O coletivo insiste em apontar o possível e o impossível, mas assumir que certas experiências não vão atravessar uma jornada é íntimo
Minha amiga Denise está em festa. A filha, Sofia, que quando nasceu os médicos olharam e, sem disfarce, falaram em coro, “iiiixi”, acaba de passar em vários processos seletivos de universidades. Escolheu fazer letras numa instituição pública, mas também fará direito, no segundo semestre.
A garota fez toda aquela jornada do herói –à contragosto e com muito desgosto– inerente às pessoas com deficiência. Com uma paralisia cerebral nível terra arrasada, começou tentando ter sobrevida, em seguida deu um jeito de ser criança “diferente” que o mundo pergunta sem parar “o que é que ela tem”, para a mãe.
Foi se ajeitando em uma cadeira de rodas, após dezenas de cirurgias. Não falaria, falou. Não enxergaria, vê até estrelas. Não poderia, não chegaria, não conseguiria, não daria, nunca seria.
Um pouco mais tarde, começou uma aventura atrevida em busca de escola, veja só. E foi mais ou menos assim: “Não, aqui, nem pensar”. “’Difinitivamente’, impossível aqui”. “Mas para quê?”, falaram aqui, ali e acolá.
Enfiando-se pelas frestas, Sofia, teimosa, seguia, entre solavancos na calçada, incompreensões e sentenças. Chegar ao ensino superior, o lugar onde ela queria estar —com uma ótima nota no Enem— inaugura uma página em branco de sua vida. A vida que ela quer ter.
Quem pode determinar a vida que nunca teremos? Às vezes, nem mesmo as circunstâncias, mais inóspitas, as fatalidades mais aterradoras serão definitivas para ditar o sim, o não e o nunca mais.
Gabi usa estratégias não verbais para se comunicar, aprender e ser campeão de matemática Leitor/DivulgaçãoMA
É uma pena que a consciência disso esteja floreada por intragáveis discursos de esforço pessoal, de superação, de força de vontade. Não é assim que funciona.
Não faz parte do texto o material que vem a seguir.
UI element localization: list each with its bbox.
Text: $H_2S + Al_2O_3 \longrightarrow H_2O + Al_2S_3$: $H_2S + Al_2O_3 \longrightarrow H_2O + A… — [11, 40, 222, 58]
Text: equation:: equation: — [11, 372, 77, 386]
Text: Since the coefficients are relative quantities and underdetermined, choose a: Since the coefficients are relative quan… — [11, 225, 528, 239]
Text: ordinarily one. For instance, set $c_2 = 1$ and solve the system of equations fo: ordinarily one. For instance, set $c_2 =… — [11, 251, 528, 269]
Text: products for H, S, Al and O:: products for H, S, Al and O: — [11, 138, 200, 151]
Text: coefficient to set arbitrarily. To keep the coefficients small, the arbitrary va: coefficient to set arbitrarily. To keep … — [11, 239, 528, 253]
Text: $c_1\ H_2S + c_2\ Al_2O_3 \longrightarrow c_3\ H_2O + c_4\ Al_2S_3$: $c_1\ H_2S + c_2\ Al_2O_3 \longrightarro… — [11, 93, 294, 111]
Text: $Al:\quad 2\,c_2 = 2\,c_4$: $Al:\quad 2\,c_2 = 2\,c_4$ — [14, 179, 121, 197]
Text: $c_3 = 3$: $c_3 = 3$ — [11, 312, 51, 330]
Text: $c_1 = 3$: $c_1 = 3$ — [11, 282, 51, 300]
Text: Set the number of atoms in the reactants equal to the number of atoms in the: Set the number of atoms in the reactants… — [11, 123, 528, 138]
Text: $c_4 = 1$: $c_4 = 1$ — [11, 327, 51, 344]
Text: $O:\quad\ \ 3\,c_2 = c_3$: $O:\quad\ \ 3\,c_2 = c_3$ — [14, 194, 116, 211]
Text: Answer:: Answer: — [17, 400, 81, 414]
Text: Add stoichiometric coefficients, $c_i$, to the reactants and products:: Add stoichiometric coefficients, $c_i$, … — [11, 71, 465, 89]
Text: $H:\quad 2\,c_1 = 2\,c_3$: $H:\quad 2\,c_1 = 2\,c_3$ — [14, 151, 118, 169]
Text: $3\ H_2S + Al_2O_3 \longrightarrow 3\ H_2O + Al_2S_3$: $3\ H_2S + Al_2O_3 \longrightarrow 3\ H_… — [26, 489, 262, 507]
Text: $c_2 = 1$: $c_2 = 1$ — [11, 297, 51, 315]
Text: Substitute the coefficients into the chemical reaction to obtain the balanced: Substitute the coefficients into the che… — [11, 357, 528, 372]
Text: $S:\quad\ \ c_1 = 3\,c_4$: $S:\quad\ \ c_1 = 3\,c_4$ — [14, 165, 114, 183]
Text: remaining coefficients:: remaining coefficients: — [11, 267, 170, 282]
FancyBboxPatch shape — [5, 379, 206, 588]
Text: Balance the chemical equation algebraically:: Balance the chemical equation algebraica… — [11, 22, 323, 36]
Embora o coletivo insista em apontar o que é possível e o que é impossível na realidade alheia, o processo de assumir que certas experiências não vão atravessar uma jornada é sempre íntimo e faz parte de uma conclusão que é solitária, erguida dentro de emoções, valores, desejos e vontades do um.
Ao coletivo cabe carregar o manto, abrir as alas, chamar para dançar junto, entender que da mesma maneira como somos pequenez e quase nada diante do universo, somos uma infinidade dentro de nós mesmo.
Assim, tanto se cura, como se sucumbe, se aceita que nunca mais será “amado como eu te amei” ou ficará atento na janela para um novo romance passar, se afogará na falta da morte ou encontrará alento entre os vivos.
Mas é óbvio que existe sim, na minha vida cadeirante, na vida da Sofia, o pensamento sobre aquilo que não chegaremos a tocar, gostos que não poderemos saborear, abraços que não conseguiremos atingir. A vida que nunca poderemos ter.
É um grilo que toca incansavelmente uma sinfonia desarmônica que ora perturba o impulso de viver, com incômodos “não posso isso, não posso aquilo”, ora lembra que a diferença solapa tudo o que se considera certo, bonito, aventureiro, capaz, cheiroso e preparado.
O que importa mais, novamente, é o que você decide que será, que poderá. E tanto faz se suas iniciativas forem respirar melhor, passar no vestibular ou desistir de escalar o monte Everest. Claro que escrevo, sempre, na tentativa de ir além, de entrar onde não deixam. E agora tenho reforços. Bem-vinda, Sofia.